ForecastingStocks

Supervised learning is the most common machine-learning setup in finance. You show the model examples where you know the answer — historical features paired with the outcome that followed — and it learns a mapping from features to outcome.

Two flavours

Regression — predict a number. For example, predict next week's return as a continuous value. Linear regression is the simplest case; the tree and neural models later in this chapter are nonlinear cousins.
Classification — predict a category. For example, will the stock be up or down over the next five days? Up/down/flat is a three-class problem. Classification often works better than regression in markets because you are asking an easier question — direction, not magnitude.

Features and labels

Features (inputs) — anything you think carries signal: past returns, volatility, volume, technical indicators, fundamental ratios, macro data, even text sentiment.
Label (target) — the thing you are predicting, defined over a clear future horizon.

Defining the label well is half the battle.
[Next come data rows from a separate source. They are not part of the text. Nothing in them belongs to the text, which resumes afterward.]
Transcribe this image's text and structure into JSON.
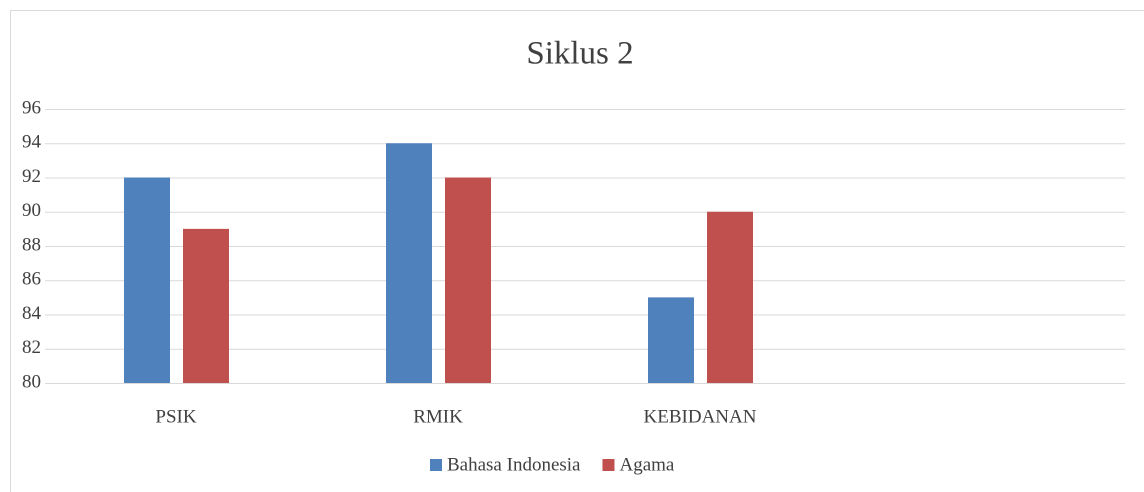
{
  "chart_data": {
    "type": "bar",
    "title": "Siklus 2",
    "categories": [
      "PSIK",
      "RMIK",
      "KEBIDANAN",
      null
    ],
    "series": [
      {
        "name": "Bahasa Indonesia",
        "color": "#4f81bd",
        "values": [
          92,
          94,
          85,
          null
        ]
      },
      {
        "name": "Agama",
        "color": "#c0504d",
        "values": [
          89,
          92,
          90,
          null
        ]
      }
    ],
    "ylim": [
      80,
      96
    ],
    "yticks": [
      80,
      82,
      84,
      86,
      88,
      90,
      92,
      94,
      96
    ],
    "grid": true,
    "legend": "bottom"
  }
}
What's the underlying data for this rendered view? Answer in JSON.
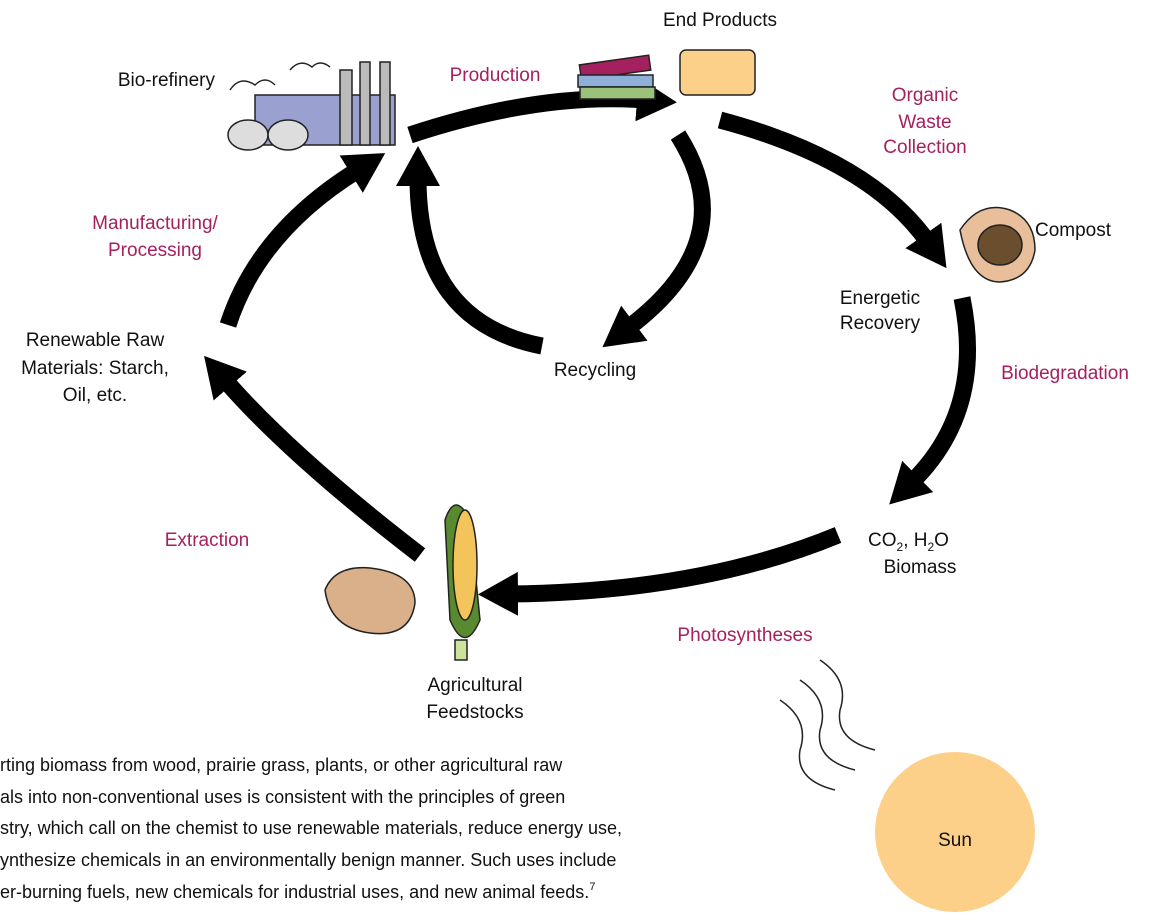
{
  "title_labels": {
    "bio_refinery": "Bio-refinery",
    "production": "Production",
    "end_products": "End Products",
    "organic_waste_collection": [
      "Organic",
      "Waste",
      "Collection"
    ],
    "compost": "Compost",
    "energetic_recovery": [
      "Energetic",
      "Recovery"
    ],
    "biodegradation": "Biodegradation",
    "manufacturing_processing": [
      "Manufacturing/",
      "Processing"
    ],
    "renewable_raw_materials": [
      "Renewable Raw",
      "Materials: Starch,",
      "Oil, etc."
    ],
    "recycling": "Recycling",
    "extraction": "Extraction",
    "co2_h2o": [
      "CO",
      "2",
      ", H",
      "2",
      "O"
    ],
    "biomass": "Biomass",
    "photosyntheses": "Photosyntheses",
    "agricultural_feedstocks": [
      "Agricultural",
      "Feedstocks"
    ],
    "sun": "Sun"
  },
  "paragraph": {
    "lines": [
      "rting biomass from wood, prairie grass, plants, or other agricultural raw",
      "als into non-conventional uses is consistent with the principles of green",
      "stry, which call on the chemist to use renewable materials, reduce energy use,",
      "ynthesize chemicals in an environmentally benign manner. Such uses include",
      "er-burning fuels, new chemicals for industrial uses, and new animal feeds."
    ],
    "footnote": "7"
  }
}
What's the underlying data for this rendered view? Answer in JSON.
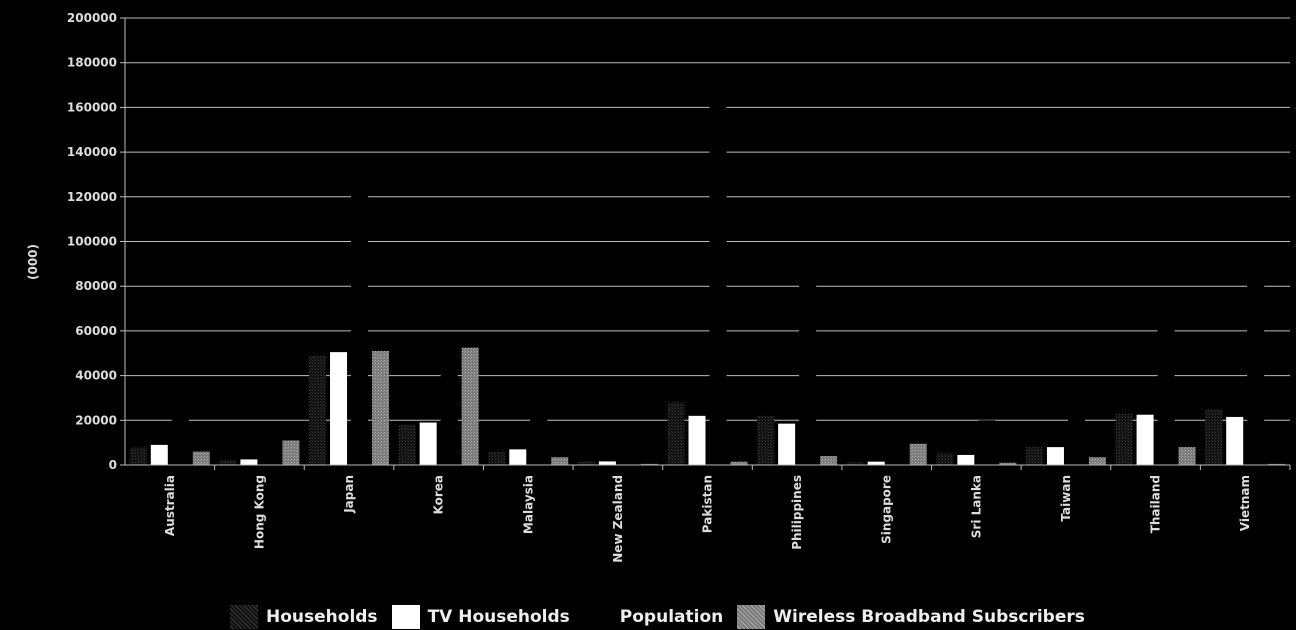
{
  "chart_data": {
    "type": "bar",
    "ylabel": "(000)",
    "ylim": [
      0,
      200000
    ],
    "yticks": [
      0,
      20000,
      40000,
      60000,
      80000,
      100000,
      120000,
      140000,
      160000,
      180000,
      200000
    ],
    "ytick_labels": [
      "0",
      "20000",
      "40000",
      "60000",
      "80000",
      "100000",
      "120000",
      "140000",
      "160000",
      "180000",
      "200000"
    ],
    "categories": [
      "Australia",
      "Hong Kong",
      "Japan",
      "Korea",
      "Malaysia",
      "New Zealand",
      "Pakistan",
      "Philippines",
      "Singapore",
      "Sri Lanka",
      "Taiwan",
      "Thailand",
      "Vietnam"
    ],
    "series": [
      {
        "name": "Households",
        "color": "#1e1e1e",
        "values": [
          7800,
          2300,
          49000,
          18000,
          6000,
          1600,
          28000,
          22000,
          1200,
          5200,
          8000,
          23000,
          25000
        ]
      },
      {
        "name": "TV Households",
        "color": "#ffffff",
        "values": [
          9000,
          2500,
          50500,
          19000,
          7000,
          1600,
          22000,
          18500,
          1500,
          4500,
          8000,
          22500,
          21500
        ]
      },
      {
        "name": "Population",
        "color": "#000000",
        "values": [
          21000,
          7000,
          128000,
          48500,
          27000,
          4200,
          166000,
          88000,
          4500,
          20000,
          23000,
          64000,
          85000
        ]
      },
      {
        "name": "Wireless Broadband Subscribers",
        "color": "#8c8c8c",
        "values": [
          6000,
          11000,
          51000,
          52500,
          3500,
          500,
          1500,
          4000,
          9500,
          1000,
          3500,
          8000,
          500
        ]
      }
    ],
    "grid": true,
    "legend": "bottom"
  }
}
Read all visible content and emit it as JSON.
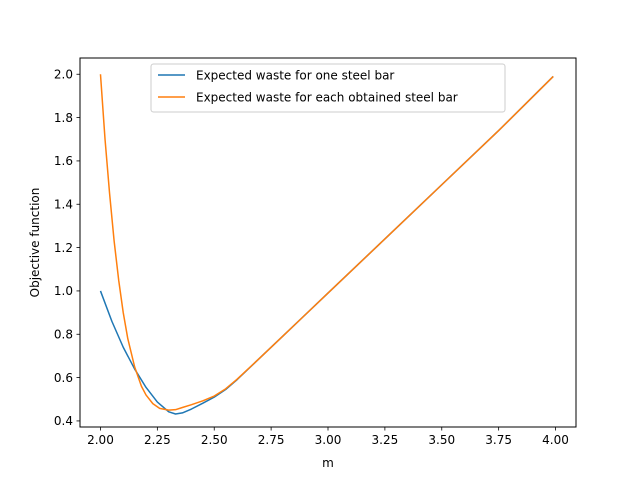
{
  "chart_data": {
    "type": "line",
    "title": "",
    "xlabel": "m",
    "ylabel": "Objective function",
    "xlim": [
      1.91,
      4.09
    ],
    "ylim": [
      0.372,
      2.075
    ],
    "grid": false,
    "legend_position": "top-center",
    "x_ticks": [
      "2.00",
      "2.25",
      "2.50",
      "2.75",
      "3.00",
      "3.25",
      "3.50",
      "3.75",
      "4.00"
    ],
    "y_ticks": [
      "0.4",
      "0.6",
      "0.8",
      "1.0",
      "1.2",
      "1.4",
      "1.6",
      "1.8",
      "2.0"
    ],
    "x_tick_values": [
      2.0,
      2.25,
      2.5,
      2.75,
      3.0,
      3.25,
      3.5,
      3.75,
      4.0
    ],
    "y_tick_values": [
      0.4,
      0.6,
      0.8,
      1.0,
      1.2,
      1.4,
      1.6,
      1.8,
      2.0
    ],
    "series": [
      {
        "name": "Expected waste for one steel bar",
        "color": "#1f77b4",
        "x": [
          2.0,
          2.05,
          2.1,
          2.15,
          2.2,
          2.25,
          2.3,
          2.33,
          2.36,
          2.4,
          2.45,
          2.5,
          2.55,
          2.6,
          2.7,
          2.8,
          2.9,
          3.0,
          3.25,
          3.5,
          3.75,
          3.99
        ],
        "y": [
          1.0,
          0.86,
          0.74,
          0.64,
          0.555,
          0.487,
          0.442,
          0.432,
          0.437,
          0.455,
          0.482,
          0.51,
          0.545,
          0.59,
          0.69,
          0.79,
          0.89,
          0.99,
          1.24,
          1.49,
          1.74,
          1.99
        ]
      },
      {
        "name": "Expected waste for each obtained steel bar",
        "color": "#ff7f0e",
        "x": [
          2.0,
          2.02,
          2.04,
          2.06,
          2.08,
          2.1,
          2.12,
          2.15,
          2.18,
          2.2,
          2.23,
          2.26,
          2.3,
          2.33,
          2.36,
          2.4,
          2.45,
          2.5,
          2.55,
          2.6,
          2.7,
          2.8,
          2.9,
          3.0,
          3.25,
          3.5,
          3.75,
          3.99
        ],
        "y": [
          2.0,
          1.7,
          1.45,
          1.23,
          1.05,
          0.9,
          0.78,
          0.65,
          0.56,
          0.52,
          0.48,
          0.458,
          0.45,
          0.452,
          0.462,
          0.475,
          0.493,
          0.515,
          0.548,
          0.592,
          0.69,
          0.79,
          0.89,
          0.99,
          1.24,
          1.49,
          1.74,
          1.99
        ]
      }
    ]
  }
}
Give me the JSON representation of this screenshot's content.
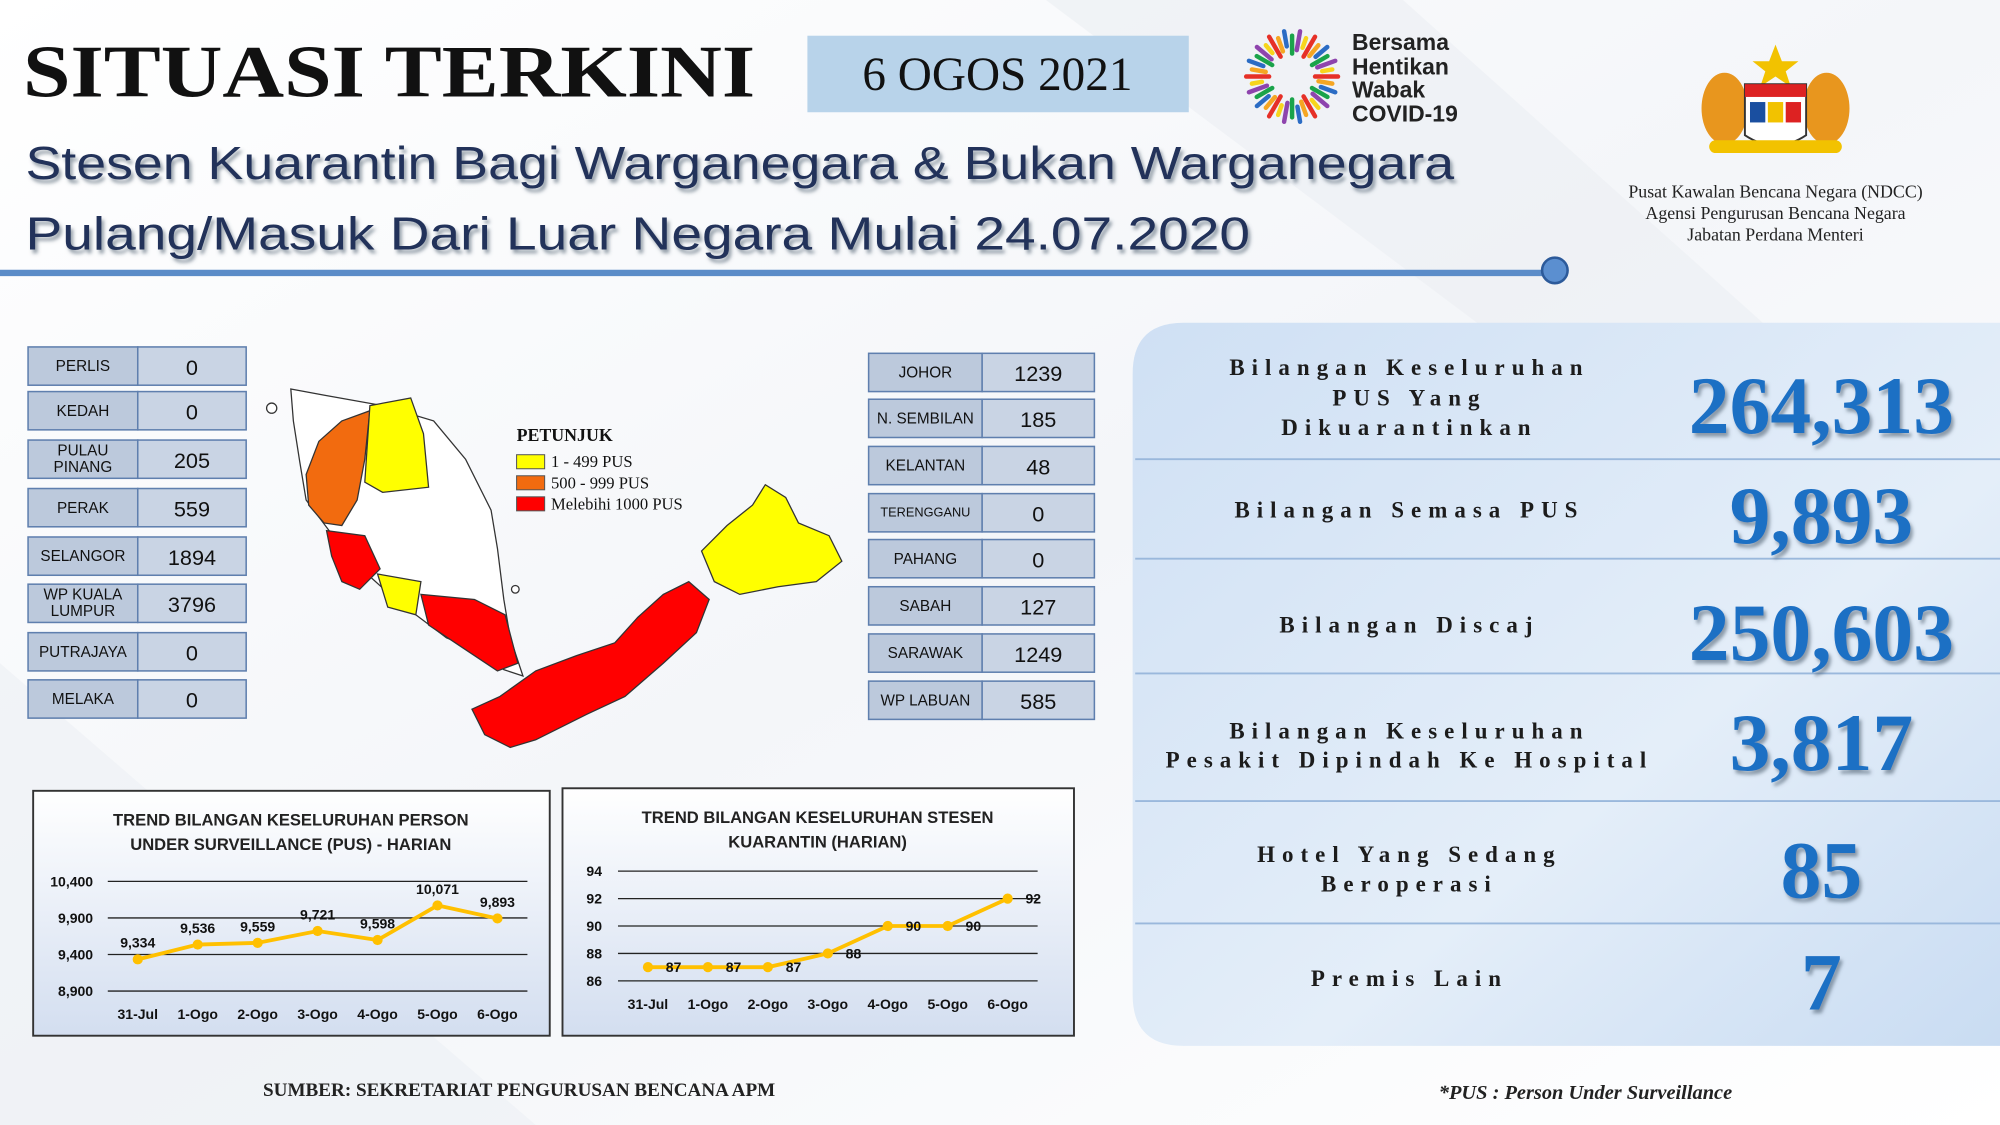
{
  "header": {
    "title": "SITUASI TERKINI",
    "date": "6 OGOS 2021",
    "subtitle": [
      "Stesen Kuarantin Bagi Warganegara & Bukan Warganegara",
      "Pulang/Masuk Dari Luar Negara Mulai 24.07.2020"
    ],
    "campaign": [
      "Bersama",
      "Hentikan",
      "Wabak",
      "COVID-19"
    ],
    "agency": [
      "Pusat Kawalan Bencana Negara (NDCC)",
      "Agensi Pengurusan Bencana Negara",
      "Jabatan Perdana Menteri"
    ]
  },
  "states_left": [
    {
      "name": "PERLIS",
      "value": 0
    },
    {
      "name": "KEDAH",
      "value": 0
    },
    {
      "name": "PULAU PINANG",
      "value": 205
    },
    {
      "name": "PERAK",
      "value": 559
    },
    {
      "name": "SELANGOR",
      "value": 1894
    },
    {
      "name": "WP KUALA LUMPUR",
      "value": 3796
    },
    {
      "name": "PUTRAJAYA",
      "value": 0
    },
    {
      "name": "MELAKA",
      "value": 0
    }
  ],
  "states_right": [
    {
      "name": "JOHOR",
      "value": 1239
    },
    {
      "name": "N. SEMBILAN",
      "value": 185
    },
    {
      "name": "KELANTAN",
      "value": 48
    },
    {
      "name": "TERENGGANU",
      "value": 0
    },
    {
      "name": "PAHANG",
      "value": 0
    },
    {
      "name": "SABAH",
      "value": 127
    },
    {
      "name": "SARAWAK",
      "value": 1249
    },
    {
      "name": "WP LABUAN",
      "value": 585
    }
  ],
  "legend": {
    "title": "PETUNJUK",
    "items": [
      {
        "label": "1 - 499 PUS",
        "color": "#ffff00"
      },
      {
        "label": "500 - 999 PUS",
        "color": "#f26b0f"
      },
      {
        "label": "Melebihi 1000 PUS",
        "color": "#ff0000"
      }
    ]
  },
  "stats": [
    {
      "label": [
        "Bilangan Keseluruhan",
        "PUS Yang",
        "Dikuarantinkan"
      ],
      "value": "264,313"
    },
    {
      "label": [
        "Bilangan Semasa PUS"
      ],
      "value": "9,893"
    },
    {
      "label": [
        "Bilangan Discaj"
      ],
      "value": "250,603"
    },
    {
      "label": [
        "Bilangan Keseluruhan",
        "Pesakit Dipindah Ke Hospital"
      ],
      "value": "3,817"
    },
    {
      "label": [
        "Hotel Yang Sedang",
        "Beroperasi"
      ],
      "value": "85"
    },
    {
      "label": [
        "Premis Lain"
      ],
      "value": "7"
    }
  ],
  "chart_data": [
    {
      "type": "line",
      "title": [
        "TREND BILANGAN KESELURUHAN PERSON",
        "UNDER SURVEILLANCE (PUS) - HARIAN"
      ],
      "categories": [
        "31-Jul",
        "1-Ogo",
        "2-Ogo",
        "3-Ogo",
        "4-Ogo",
        "5-Ogo",
        "6-Ogo"
      ],
      "series": [
        {
          "color": "#ffc000",
          "values": [
            9334,
            9536,
            9559,
            9721,
            9598,
            10071,
            9893
          ],
          "value_labels": [
            "9,334",
            "9,536",
            "9,559",
            "9,721",
            "9,598",
            "10,071",
            "9,893"
          ]
        }
      ],
      "ylim": [
        8900,
        10400
      ],
      "yticks": [
        {
          "value": 8900,
          "label": "8,900"
        },
        {
          "value": 9400,
          "label": "9,400"
        },
        {
          "value": 9900,
          "label": "9,900"
        },
        {
          "value": 10400,
          "label": "10,400"
        }
      ],
      "grid": true
    },
    {
      "type": "line",
      "title": [
        "TREND BILANGAN KESELURUHAN STESEN",
        "KUARANTIN (HARIAN)"
      ],
      "categories": [
        "31-Jul",
        "1-Ogo",
        "2-Ogo",
        "3-Ogo",
        "4-Ogo",
        "5-Ogo",
        "6-Ogo"
      ],
      "series": [
        {
          "color": "#ffc000",
          "values": [
            87,
            87,
            87,
            88,
            90,
            90,
            92
          ]
        }
      ],
      "ylim": [
        86,
        94
      ],
      "yticks": [
        86,
        88,
        90,
        92,
        94
      ],
      "grid": true
    }
  ],
  "footer": {
    "source": "SUMBER: SEKRETARIAT PENGURUSAN BENCANA APM",
    "note": "*PUS : Person Under Surveillance"
  }
}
A sloppy label — like one that peeks at information not available at decision time — produces a model that looks brilliant and is useless live.

The central tension

A supervised model is only as good as the assumption that the future resembles the past. Markets are adversarial and non-stationary: patterns that paid yesterday get arbitraged away. Every supervised model in finance fights a slow decay as the world changes and others discover the same edge. This is why validation discipline (the final chapter) matters more here than in almost any other domain.